Шрифт:
Закладка:
Стас неверяще скосил глаза на руку, неуверенно ею пошевелил перед лицом, поднял и опустил, свыкаясь с ощущениями, опять поднял руку к глазам и пошевелил пальцами, а те вдруг взяли — и сложились в привычную для выращенной руки фигу.
— Остаточная память, — смущенно пояснил Тимофей. — Какое-то время нужно будет контролировать.
Интерлюдия 1
— Этого человека вы видели?
Бледных выложил перед Марией Тимофеевной веер цветных фотографий, на которых в разных ракурсах был изображен один и тот же человек. На фотографиях он был полностью цел, со всеми руками и ногами, но Лазарева узнала его тут же.
— Да, Роман Александрович, именно этого. Его называли Стасом.
— Лапин Стас Тимурович, — тут же вставил Бледных.
— Но у него не было ног и одной руки.
— Двух рук, — поправил Бледных. — В результате несчастного случая парень полностью потерял конечности.
— Вы уверены? — это спросил уже Лазарев-старший.
— Совершенно. Вот копия справки.
Безопасник вытащил из папки и подвинул по столу лист бумаги. Лазарев с интересом вчитался.
— Именно поэтому как программист он потерял для клана интерес, и Баженовы, точнее, Склянкин, обманом заставили его выйти за обещание крошечной пенсии. Признаться, меня здорово удивило, когда его забрали Елисеевы. Возможно, хотят сделать из него наставника?
— Но у него точно была одна рука, — убежденно сказала Мария Тимофеевна. — Причем Ярослав сказал, что в плане выращивание и приживление остальных конечностей.
— Выращивание и приживление? — позволил себе удивление Бледных. — Это как?
— А вот так. — Развела руками Мария Тимофеевна. — Сама до сих пор не могу понять, то ли Ярослав шутил, то ли говорил правду. Контейнер с обрезками плоти видела своими глазами, и парня при мне будили. И я совершенно точно уверена, что у него была рука. Нормальная живая рука. Но одна. И ни малейших признаков шва я не заметила, вообще никаких.
— Кстати, интересная информация проскочила про Замяткина, — неожиданно вспомнил Бледных.
— Это кто? — недоуменно спросил Лазарев.
— Это тот, кто был начальником службы безопасности у Елисеевых до Постникова. Я вам докладывать не стал, потому что решил, что кто-то запустил глупый слух, не соответствующий реальности. Хотя проверить человека отправил. Замяткин действительно убрал артефакт, который у него стоял вместо одного глаза, и ходит с повязкой. Но есть ли что-то под этой повязкой, мой человек определить не смог.

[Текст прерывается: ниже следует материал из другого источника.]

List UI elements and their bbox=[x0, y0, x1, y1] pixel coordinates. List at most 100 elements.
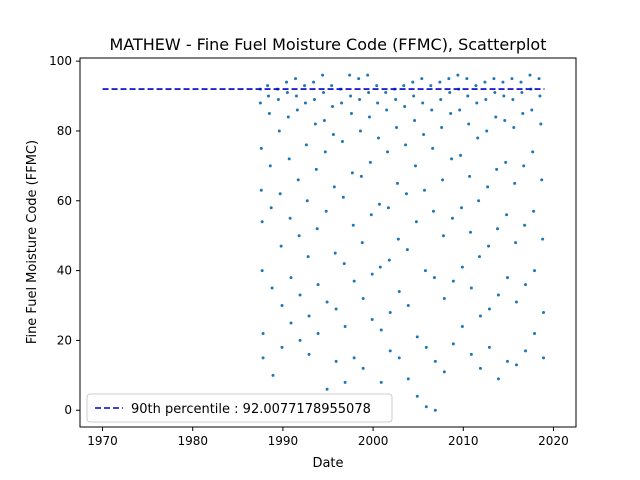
scatter-point bbox=[278, 192, 282, 196]
scatter-point bbox=[519, 80, 523, 84]
scatter-point bbox=[316, 283, 320, 287]
scatter-point bbox=[514, 363, 518, 367]
scatter-point bbox=[415, 335, 419, 339]
scatter-point bbox=[366, 73, 370, 77]
scatter-point bbox=[343, 380, 347, 384]
scatter-point bbox=[532, 209, 536, 213]
scatter-point bbox=[483, 80, 487, 84]
scatter-point bbox=[424, 405, 428, 409]
scatter-point bbox=[325, 387, 329, 391]
scatter-point bbox=[456, 73, 460, 77]
scatter-point bbox=[447, 77, 451, 81]
scatter-point bbox=[303, 84, 307, 88]
scatter-point bbox=[295, 108, 299, 112]
scatter-point bbox=[513, 181, 517, 185]
scatter-point bbox=[269, 206, 273, 210]
scatter-point bbox=[423, 269, 427, 273]
scatter-point bbox=[492, 77, 496, 81]
scatter-point bbox=[450, 157, 454, 161]
scatter-point bbox=[276, 98, 280, 102]
scatter-point bbox=[522, 164, 526, 168]
scatter-point bbox=[528, 73, 532, 77]
scatter-point bbox=[321, 73, 325, 77]
scatter-points bbox=[258, 73, 546, 412]
scatter-point bbox=[406, 377, 410, 381]
scatter-point bbox=[450, 216, 454, 220]
scatter-point bbox=[439, 98, 443, 102]
scatter-point bbox=[341, 195, 345, 199]
scatter-point bbox=[377, 202, 381, 206]
scatter-point bbox=[496, 293, 500, 297]
scatter-point bbox=[531, 150, 535, 154]
scatter-point bbox=[312, 80, 316, 84]
scatter-point bbox=[379, 328, 383, 332]
scatter-point bbox=[287, 157, 291, 161]
scatter-point bbox=[289, 276, 293, 280]
scatter-point bbox=[261, 331, 265, 335]
scatter-point bbox=[289, 321, 293, 325]
scatter-point bbox=[431, 146, 435, 150]
scatter-point bbox=[502, 94, 506, 98]
scatter-point bbox=[451, 342, 455, 346]
scatter-point bbox=[348, 73, 352, 77]
scatter-point bbox=[422, 188, 426, 192]
scatter-point bbox=[397, 356, 401, 360]
scatter-point bbox=[322, 118, 326, 122]
scatter-point bbox=[340, 101, 344, 105]
scatter-point bbox=[487, 345, 491, 349]
scatter-point bbox=[312, 98, 316, 102]
scatter-point bbox=[279, 244, 283, 248]
x-tick-label: 2020 bbox=[538, 434, 569, 448]
scatter-point bbox=[533, 269, 537, 273]
scatter-point bbox=[478, 366, 482, 370]
scatter-point bbox=[403, 105, 407, 109]
y-tick-label: 60 bbox=[57, 194, 72, 208]
scatter-point bbox=[296, 178, 300, 182]
scatter-point bbox=[370, 317, 374, 321]
scatter-point bbox=[260, 269, 264, 273]
scatter-point bbox=[430, 108, 434, 112]
scatter-point bbox=[478, 255, 482, 259]
scatter-point bbox=[496, 227, 500, 231]
scatter-point bbox=[388, 349, 392, 353]
scatter-point bbox=[315, 227, 319, 231]
scatter-point bbox=[476, 136, 480, 140]
scatter-point bbox=[533, 331, 537, 335]
scatter-point bbox=[304, 143, 308, 147]
scatter-point bbox=[493, 91, 497, 95]
scatter-point bbox=[404, 192, 408, 196]
scatter-point bbox=[542, 356, 546, 360]
x-tick-label: 1970 bbox=[87, 434, 118, 448]
scatter-point bbox=[340, 139, 344, 143]
scatter-point bbox=[294, 94, 298, 98]
scatter-point bbox=[539, 122, 543, 126]
scatter-point bbox=[396, 237, 400, 241]
scatter-point bbox=[432, 209, 436, 213]
scatter-point bbox=[466, 94, 470, 98]
scatter-point bbox=[368, 160, 372, 164]
scatter-point bbox=[449, 112, 453, 116]
scatter-point bbox=[486, 185, 490, 189]
scatter-point bbox=[520, 91, 524, 95]
scatter-point bbox=[384, 91, 388, 95]
scatter-point bbox=[334, 307, 338, 311]
scatter-point bbox=[467, 122, 471, 126]
scatter-point bbox=[432, 276, 436, 280]
scatter-point bbox=[451, 279, 455, 283]
scatter-point bbox=[277, 129, 281, 133]
scatter-point bbox=[474, 84, 478, 88]
scatter-point bbox=[288, 216, 292, 220]
scatter-point bbox=[495, 167, 499, 171]
scatter-point bbox=[324, 209, 328, 213]
scatter-point bbox=[314, 167, 318, 171]
scatter-point bbox=[313, 122, 317, 126]
scatter-point bbox=[298, 293, 302, 297]
scatter-point bbox=[385, 108, 389, 112]
scatter-point bbox=[524, 283, 527, 287]
scatter-point bbox=[367, 115, 371, 119]
scatter-point bbox=[405, 248, 409, 252]
chart-title: MATHEW - Fine Fuel Moisture Code (FFMC),… bbox=[109, 35, 546, 54]
scatter-point bbox=[360, 241, 364, 245]
scatter-point bbox=[386, 150, 390, 154]
scatter-point bbox=[459, 206, 463, 210]
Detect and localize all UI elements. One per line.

— Что-то под повязкой — это ты сейчас о чем, Роман?
— Простите, Андрей Кириллович, это я сейчас о том, что у Замяткина вырос новый глаз.
Лазаревы переглянулись. Мария Тимофеевна неуверенно хохотнула. Андрей Кириллович хмыкнул.
— А знаешь, Роман, если к этому добавить желание императора взять целителей непременно от Елисеевых, то все складывается в определенную картину. Не зря же мальчик собирается открывать лечебницу. Похоже, она будет успешной.
— Андрюша, то есть ты веришь в то, что у Елисеевых вырастили новую руку?
— Более того, я верю в то, что и остальные конечности вырастят.
Глава 3
Дамиан расселся со всеми удобствами, создав под задницей нечто пушистое, по виду напоминавшее облако. Никак богом себя возомнил? Впрочем, я в комфорте себе тоже не отказывал, ждать придется долго, дольше, чем в прошлый раз. Невес пояснил, что столь стремительное внедрение информации было вынужденной мерой, сейчас же временем мы не настолько ограничены и поэтому он сделает то же куда более щадящими методами. Против этого у меня возражений не было: Давыдов-старший мне нужен был в здравом уме. Ради этого я был готов потерпеть Дамиана пару лишних часов.
Но не он меня. Величественности ему надолго не хватило. Просидеть в позе Будды, созерцающего свой пупок, все отведенное время Дамиан не смог.
— Если бы ты знал, какое отвращение вызывает у меня необходимость терпеть твою наглую рожу, — прошипел он, с ненавистью полоснув по мне взглядом.
— Не переживай, еще два раза встретимся и забудем друг друга навсегда.
— Один раз, — с нажимом подчеркнул он.
— А штраф за попытку моего убийства? — лениво напомнил я. — Второго убийства, между прочим. Я сразу сказал, что взыщу за это плату.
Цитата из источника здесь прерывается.